VNNet: Before Innov Green implemented this project, did Nghe An have any solution to help local people?

 

Chi: Before Innov Green carried out this project and before we allocated even a square meter of land to them, the provincial government instructed them to discuss the project with local people and to ensure local people’s livelihoods.

 

VNNet: Nghe An is one of the largest provinces. Is leasing land to foreign investors an effective way for the province to manage land?

 

Chi: Nghe An grants land to investors ony under strict conditions. In this case, we just gave Innov Green a small area of land to see how they implement their project.

 

Innov Green’s standpoint is environmental protection. We’re planting trees not for profit but for the poor and for a stable, ‘green’ society. Their point of view is thus very good.

 

Our viewpoint when we leased land to Innov Green was partly to earn some revenue for the local budget but mainly to have a highly effective reforestation model and to make changes in the mountainous area. Other issues emerged later. The state ought to have warned local governments about them at the beginning.

 

VNNet:  The Nghe An Police Agency in May 2008 asked the local government to refuse Innov Green’s project. How did you deal with this recommendation?

 

Chi: We asked for opinions from the Nghe An and Military Zone 4 headquarters. The High Command of Military Zone 4 confirmed that this project doesn’t affect security and defence.

 

The Ministry of Public Security’s General Department 5 even chided us for making obstacles for investors in allocating land. It is lucky that we proceded cautiously, however. Otherwise we would have allocated vast forest land to foreign investors.

 

The opinion from the provincial police is just one opinion. I respected it. I asked for the instruction from the local Party Committee after that and the Committee told us to carry out its instruction.

 

VNNet: All countries try to protect every inch of their land but Nghe An and some other provinces have granted long term land leases to foreign investors. Did you consider the impacts on border security?

 

Chi: Nghe An has leased a small area of forest to foreign investors for 50 years. The defence agencies have to take care of security and defence issues.
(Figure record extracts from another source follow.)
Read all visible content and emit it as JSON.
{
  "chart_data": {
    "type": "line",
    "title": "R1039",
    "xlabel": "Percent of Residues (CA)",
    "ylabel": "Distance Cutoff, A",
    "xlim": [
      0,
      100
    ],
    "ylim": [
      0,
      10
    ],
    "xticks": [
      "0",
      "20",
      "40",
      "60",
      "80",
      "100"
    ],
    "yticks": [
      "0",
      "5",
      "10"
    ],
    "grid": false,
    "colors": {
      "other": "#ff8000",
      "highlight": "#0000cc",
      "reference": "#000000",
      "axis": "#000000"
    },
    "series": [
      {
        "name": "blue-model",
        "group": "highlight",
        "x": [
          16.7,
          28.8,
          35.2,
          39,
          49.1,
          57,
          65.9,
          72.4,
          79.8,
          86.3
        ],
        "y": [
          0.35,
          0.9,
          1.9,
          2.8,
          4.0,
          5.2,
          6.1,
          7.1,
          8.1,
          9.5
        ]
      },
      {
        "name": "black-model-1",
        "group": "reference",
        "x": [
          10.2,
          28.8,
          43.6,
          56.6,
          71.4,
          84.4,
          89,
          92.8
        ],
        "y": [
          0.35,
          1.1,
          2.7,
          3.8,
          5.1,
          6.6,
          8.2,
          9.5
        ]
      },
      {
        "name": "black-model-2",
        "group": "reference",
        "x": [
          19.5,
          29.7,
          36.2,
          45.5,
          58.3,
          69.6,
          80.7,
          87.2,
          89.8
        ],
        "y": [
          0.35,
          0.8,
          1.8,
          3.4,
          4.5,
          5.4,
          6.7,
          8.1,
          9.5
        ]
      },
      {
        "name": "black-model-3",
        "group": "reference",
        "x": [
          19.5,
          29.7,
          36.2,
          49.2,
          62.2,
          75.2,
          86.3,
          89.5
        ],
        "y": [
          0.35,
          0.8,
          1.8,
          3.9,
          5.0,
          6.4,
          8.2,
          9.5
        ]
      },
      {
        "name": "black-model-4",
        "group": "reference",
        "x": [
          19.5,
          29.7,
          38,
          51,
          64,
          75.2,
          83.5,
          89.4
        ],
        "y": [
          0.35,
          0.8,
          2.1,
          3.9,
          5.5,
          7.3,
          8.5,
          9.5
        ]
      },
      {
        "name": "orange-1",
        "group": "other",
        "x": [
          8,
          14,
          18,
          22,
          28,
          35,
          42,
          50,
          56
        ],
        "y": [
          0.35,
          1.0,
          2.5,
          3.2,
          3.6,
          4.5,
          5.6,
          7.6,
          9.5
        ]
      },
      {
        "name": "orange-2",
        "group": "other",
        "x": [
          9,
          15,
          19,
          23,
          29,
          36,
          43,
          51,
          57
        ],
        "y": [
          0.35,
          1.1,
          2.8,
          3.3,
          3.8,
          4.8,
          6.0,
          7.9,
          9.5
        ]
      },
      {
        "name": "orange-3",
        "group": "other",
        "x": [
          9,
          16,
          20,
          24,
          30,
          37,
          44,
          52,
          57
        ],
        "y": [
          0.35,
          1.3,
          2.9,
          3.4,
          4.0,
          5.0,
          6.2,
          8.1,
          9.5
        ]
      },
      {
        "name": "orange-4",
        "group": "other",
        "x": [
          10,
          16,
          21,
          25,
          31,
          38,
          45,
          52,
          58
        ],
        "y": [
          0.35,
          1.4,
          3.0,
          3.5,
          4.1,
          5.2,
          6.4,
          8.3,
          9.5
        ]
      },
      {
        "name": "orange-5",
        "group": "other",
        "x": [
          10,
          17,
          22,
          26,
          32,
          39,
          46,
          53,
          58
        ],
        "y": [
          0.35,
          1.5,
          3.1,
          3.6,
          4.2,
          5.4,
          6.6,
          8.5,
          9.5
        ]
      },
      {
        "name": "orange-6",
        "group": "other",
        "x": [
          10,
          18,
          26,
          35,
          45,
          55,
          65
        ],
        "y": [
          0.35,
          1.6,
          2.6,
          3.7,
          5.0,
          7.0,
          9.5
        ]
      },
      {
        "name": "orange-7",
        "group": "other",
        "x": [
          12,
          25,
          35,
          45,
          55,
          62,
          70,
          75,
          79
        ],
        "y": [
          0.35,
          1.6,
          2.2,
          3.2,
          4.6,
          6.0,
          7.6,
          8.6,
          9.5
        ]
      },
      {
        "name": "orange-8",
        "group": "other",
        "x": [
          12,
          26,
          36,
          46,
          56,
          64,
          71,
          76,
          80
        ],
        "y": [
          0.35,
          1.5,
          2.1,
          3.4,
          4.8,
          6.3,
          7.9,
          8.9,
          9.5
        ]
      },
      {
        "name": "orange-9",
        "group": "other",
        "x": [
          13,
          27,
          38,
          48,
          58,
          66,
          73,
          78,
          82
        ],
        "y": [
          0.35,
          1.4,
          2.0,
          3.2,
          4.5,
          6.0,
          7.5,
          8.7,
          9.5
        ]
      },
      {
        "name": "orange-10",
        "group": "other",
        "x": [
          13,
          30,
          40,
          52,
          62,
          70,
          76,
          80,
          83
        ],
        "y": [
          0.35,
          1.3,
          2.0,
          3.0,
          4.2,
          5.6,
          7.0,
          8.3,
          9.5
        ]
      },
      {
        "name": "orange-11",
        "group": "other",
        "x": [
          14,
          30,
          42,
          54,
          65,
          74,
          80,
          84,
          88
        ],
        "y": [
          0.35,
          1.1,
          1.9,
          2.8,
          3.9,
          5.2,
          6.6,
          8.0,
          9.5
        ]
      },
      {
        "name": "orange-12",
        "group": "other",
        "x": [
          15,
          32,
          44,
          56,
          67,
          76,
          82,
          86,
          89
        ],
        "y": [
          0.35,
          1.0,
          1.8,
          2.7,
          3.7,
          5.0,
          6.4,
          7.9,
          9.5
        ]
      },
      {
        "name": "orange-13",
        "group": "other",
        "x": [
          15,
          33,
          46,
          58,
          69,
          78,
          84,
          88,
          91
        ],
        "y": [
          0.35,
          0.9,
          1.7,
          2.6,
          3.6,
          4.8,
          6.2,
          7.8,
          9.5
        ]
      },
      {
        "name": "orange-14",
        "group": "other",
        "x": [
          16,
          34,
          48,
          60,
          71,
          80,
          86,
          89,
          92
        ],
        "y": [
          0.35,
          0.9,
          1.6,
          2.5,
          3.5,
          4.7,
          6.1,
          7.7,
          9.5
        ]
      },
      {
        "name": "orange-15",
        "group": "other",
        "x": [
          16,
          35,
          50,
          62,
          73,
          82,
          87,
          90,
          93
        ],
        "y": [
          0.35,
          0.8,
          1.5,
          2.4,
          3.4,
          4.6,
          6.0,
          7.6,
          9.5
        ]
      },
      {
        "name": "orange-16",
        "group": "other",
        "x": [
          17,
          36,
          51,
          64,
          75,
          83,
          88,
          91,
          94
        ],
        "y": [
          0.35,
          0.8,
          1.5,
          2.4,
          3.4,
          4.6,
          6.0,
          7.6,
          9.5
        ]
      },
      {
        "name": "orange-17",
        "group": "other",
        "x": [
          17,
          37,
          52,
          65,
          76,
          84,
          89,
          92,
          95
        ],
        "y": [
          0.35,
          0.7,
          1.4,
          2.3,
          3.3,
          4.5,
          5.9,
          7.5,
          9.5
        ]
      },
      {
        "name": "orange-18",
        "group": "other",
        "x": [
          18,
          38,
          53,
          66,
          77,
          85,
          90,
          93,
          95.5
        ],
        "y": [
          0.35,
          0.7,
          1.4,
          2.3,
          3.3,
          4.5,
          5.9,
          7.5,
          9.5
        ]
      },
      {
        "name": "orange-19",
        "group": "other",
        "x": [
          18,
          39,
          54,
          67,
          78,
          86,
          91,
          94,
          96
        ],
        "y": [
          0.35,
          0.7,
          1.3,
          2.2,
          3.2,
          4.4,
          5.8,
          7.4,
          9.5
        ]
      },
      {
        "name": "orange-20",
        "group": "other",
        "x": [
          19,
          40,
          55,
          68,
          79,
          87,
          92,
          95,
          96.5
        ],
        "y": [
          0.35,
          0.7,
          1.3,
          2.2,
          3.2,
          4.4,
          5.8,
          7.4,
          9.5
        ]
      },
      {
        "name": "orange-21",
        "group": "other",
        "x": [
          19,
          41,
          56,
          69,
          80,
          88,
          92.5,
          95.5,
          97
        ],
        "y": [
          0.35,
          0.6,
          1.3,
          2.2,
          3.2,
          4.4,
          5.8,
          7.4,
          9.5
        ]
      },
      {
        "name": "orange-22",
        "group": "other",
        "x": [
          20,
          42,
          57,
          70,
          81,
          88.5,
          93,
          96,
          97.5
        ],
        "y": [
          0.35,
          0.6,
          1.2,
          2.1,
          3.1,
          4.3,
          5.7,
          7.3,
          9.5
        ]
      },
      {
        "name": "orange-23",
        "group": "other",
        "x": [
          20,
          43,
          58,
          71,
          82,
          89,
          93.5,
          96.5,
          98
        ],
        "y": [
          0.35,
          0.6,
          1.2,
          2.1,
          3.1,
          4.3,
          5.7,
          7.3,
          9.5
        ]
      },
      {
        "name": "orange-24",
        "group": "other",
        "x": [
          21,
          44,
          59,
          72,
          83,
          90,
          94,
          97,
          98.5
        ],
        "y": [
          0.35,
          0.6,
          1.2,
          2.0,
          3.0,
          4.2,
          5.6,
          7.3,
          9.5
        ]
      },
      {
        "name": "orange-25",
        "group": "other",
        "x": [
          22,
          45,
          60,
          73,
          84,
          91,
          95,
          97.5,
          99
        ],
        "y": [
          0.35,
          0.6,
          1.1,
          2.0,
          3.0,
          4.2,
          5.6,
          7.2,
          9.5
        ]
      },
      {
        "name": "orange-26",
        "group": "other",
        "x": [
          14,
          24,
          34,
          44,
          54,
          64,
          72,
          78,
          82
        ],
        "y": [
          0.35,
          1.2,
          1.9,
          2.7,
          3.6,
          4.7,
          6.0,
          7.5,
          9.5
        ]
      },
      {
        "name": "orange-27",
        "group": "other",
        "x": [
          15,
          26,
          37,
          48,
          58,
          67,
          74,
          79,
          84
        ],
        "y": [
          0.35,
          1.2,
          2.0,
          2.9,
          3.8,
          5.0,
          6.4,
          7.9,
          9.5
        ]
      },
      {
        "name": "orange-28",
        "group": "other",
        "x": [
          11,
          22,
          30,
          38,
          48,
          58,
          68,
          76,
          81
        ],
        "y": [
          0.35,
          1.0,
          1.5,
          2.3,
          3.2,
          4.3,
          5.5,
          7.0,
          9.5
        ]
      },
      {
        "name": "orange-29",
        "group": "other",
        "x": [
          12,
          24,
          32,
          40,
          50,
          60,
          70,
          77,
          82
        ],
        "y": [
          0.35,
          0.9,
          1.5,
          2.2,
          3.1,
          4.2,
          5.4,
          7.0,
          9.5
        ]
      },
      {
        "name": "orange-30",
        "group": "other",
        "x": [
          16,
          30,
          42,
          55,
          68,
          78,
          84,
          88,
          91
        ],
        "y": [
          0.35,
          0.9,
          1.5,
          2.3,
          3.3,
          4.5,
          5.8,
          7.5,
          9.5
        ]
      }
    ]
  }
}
The land allocated to Innov Green doesn’t affect defence and security and this area had not been allocated to local people.

 

VNNet: Innov Green is a foreign firm. Aren’t you worried that with a 50-year licence, they will explore for minerals?

 

Chi: If they engage in mining, we will revoke their permit immediately. The investor committed to return land if they find minerals.

 

VNNet: So, what is your general assessment of this project?

 

Chi: All else being equal, this is a project that can create jobs for local people and isa good model of reforestation.